39.      In Fällen, die den Gerichtshof im Wege des Vorabentscheidungsverfahrens erreichen, verfügt zwangsläufig nur das vorlegende Gericht über diese Informationen und Kenntnisse. Daher kann ich mich, ohne eine mittelbare Überprüfung einer (nationalen) Verwaltungsentscheidung vornehmen zu wollen, die nicht in die Zuständigkeit des Gerichtshofs fällt(17), lediglich darauf beschränken, einige Hinweise und Kriterien dafür vorzutragen, wie das vorlegende Gericht diese Überprüfung anhand der verfügbaren Informationen vornehmen sollte.

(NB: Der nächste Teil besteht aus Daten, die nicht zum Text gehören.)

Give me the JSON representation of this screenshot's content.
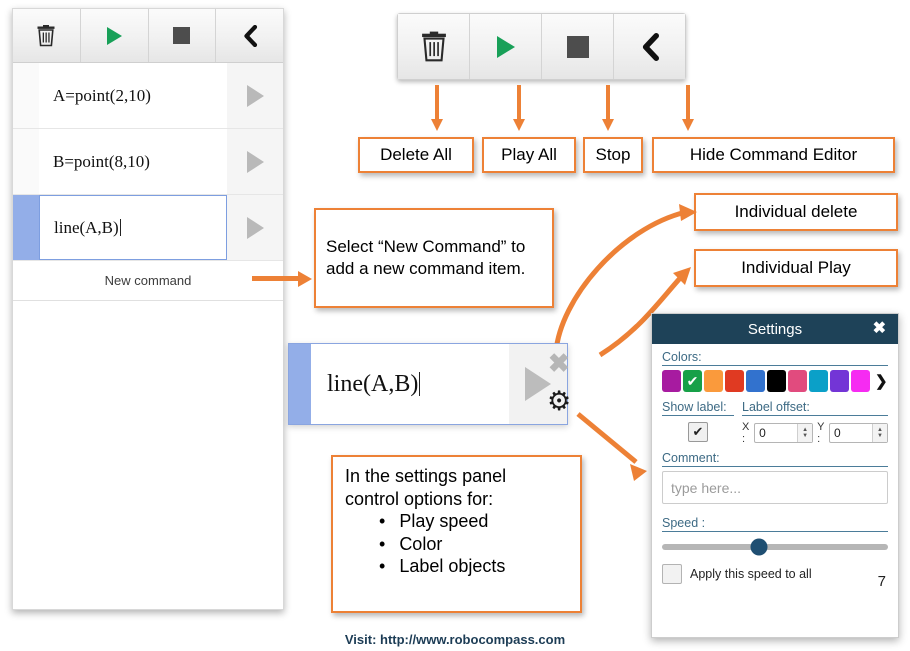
{
  "command_panel": {
    "toolbar": [
      {
        "name": "delete-all",
        "icon": "trash-icon"
      },
      {
        "name": "play-all",
        "icon": "play-icon"
      },
      {
        "name": "stop",
        "icon": "stop-icon"
      },
      {
        "name": "hide-command-editor",
        "icon": "chevron-left-icon"
      }
    ],
    "rows": [
      {
        "text": "A=point(2,10)",
        "selected": false,
        "caret": false
      },
      {
        "text": "B=point(8,10)",
        "selected": false,
        "caret": false
      },
      {
        "text": "line(A,B)",
        "selected": true,
        "caret": true
      }
    ],
    "new_command_label": "New command"
  },
  "big_toolbar": {
    "buttons": [
      {
        "name": "delete-all",
        "icon": "trash-icon"
      },
      {
        "name": "play-all",
        "icon": "play-icon"
      },
      {
        "name": "stop",
        "icon": "stop-icon"
      },
      {
        "name": "hide-command-editor",
        "icon": "chevron-left-icon"
      }
    ]
  },
  "callouts": {
    "delete_all": "Delete All",
    "play_all": "Play All",
    "stop": "Stop",
    "hide_command_editor": "Hide Command Editor",
    "new_command": "Select “New Command” to add a new command item.",
    "individual_delete": "Individual delete",
    "individual_play": "Individual Play",
    "settings_panel_line1": "In the settings panel",
    "settings_panel_line2": "control options for:",
    "settings_panel_bullets": [
      "Play speed",
      "Color",
      "Label objects"
    ]
  },
  "big_command": {
    "text": "line(A,B)",
    "delete_icon": "close-icon",
    "settings_icon": "gear-icon",
    "play_icon": "play-icon"
  },
  "settings": {
    "title": "Settings",
    "close_icon": "close-icon",
    "colors_label": "Colors:",
    "swatches": [
      {
        "hex": "#a71ba0",
        "selected": false
      },
      {
        "hex": "#17a048",
        "selected": true
      },
      {
        "hex": "#fa9a3c",
        "selected": false
      },
      {
        "hex": "#e03a22",
        "selected": false
      },
      {
        "hex": "#3272ce",
        "selected": false
      },
      {
        "hex": "#000000",
        "selected": false
      },
      {
        "hex": "#e14b7e",
        "selected": false
      },
      {
        "hex": "#0ba0c8",
        "selected": false
      },
      {
        "hex": "#7335d6",
        "selected": false
      },
      {
        "hex": "#f62bf2",
        "selected": false
      }
    ],
    "more_colors_icon": "chevron-right-icon",
    "show_label_label": "Show label:",
    "show_label_checked": "✔",
    "label_offset_label": "Label offset:",
    "offset_x_label": "X :",
    "offset_x_value": "0",
    "offset_y_label": "Y :",
    "offset_y_value": "0",
    "comment_label": "Comment:",
    "comment_placeholder": "type here...",
    "comment_value": "",
    "speed_label": "Speed :",
    "speed_percent": 43,
    "apply_speed_label": "Apply this speed to all",
    "apply_speed_checked": false,
    "page_number": "7",
    "header_color": "#1e4258",
    "accent_color": "#ed8136"
  },
  "footer": {
    "text": "Visit:  http://www.robocompass.com"
  }
}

1.      Begriff der „bezweckten“ Beschränkungen

40.      Wie der Gerichtshof in der jüngeren Rechtsprechung betont hat, ist der Begriff einer „bezweckten“ Beschränkung des Wettbewerbs eng auszulegen und nur auf bestimmte Arten von Koordinierung zwischen Unternehmen anzuwenden, die den Wettbewerb hinreichend beeinträchtigen, so dass davon ausgegangen werden kann, dass eine Prüfung ihrer Auswirkungen nicht notwendig ist(18). Dieser Ansatz ist dadurch gerechtfertigt, dass bestimmte Formen der Kollusion zwischen Unternehmen schon ihrer Natur nach als schädlich für das gute Funktionieren des normalen Wettbewerbs angesehen werden können, da sie normalerweise zu ineffizienten wirtschaftlichen Ergebnissen führen und den Interessen der Verbraucher schaden(19).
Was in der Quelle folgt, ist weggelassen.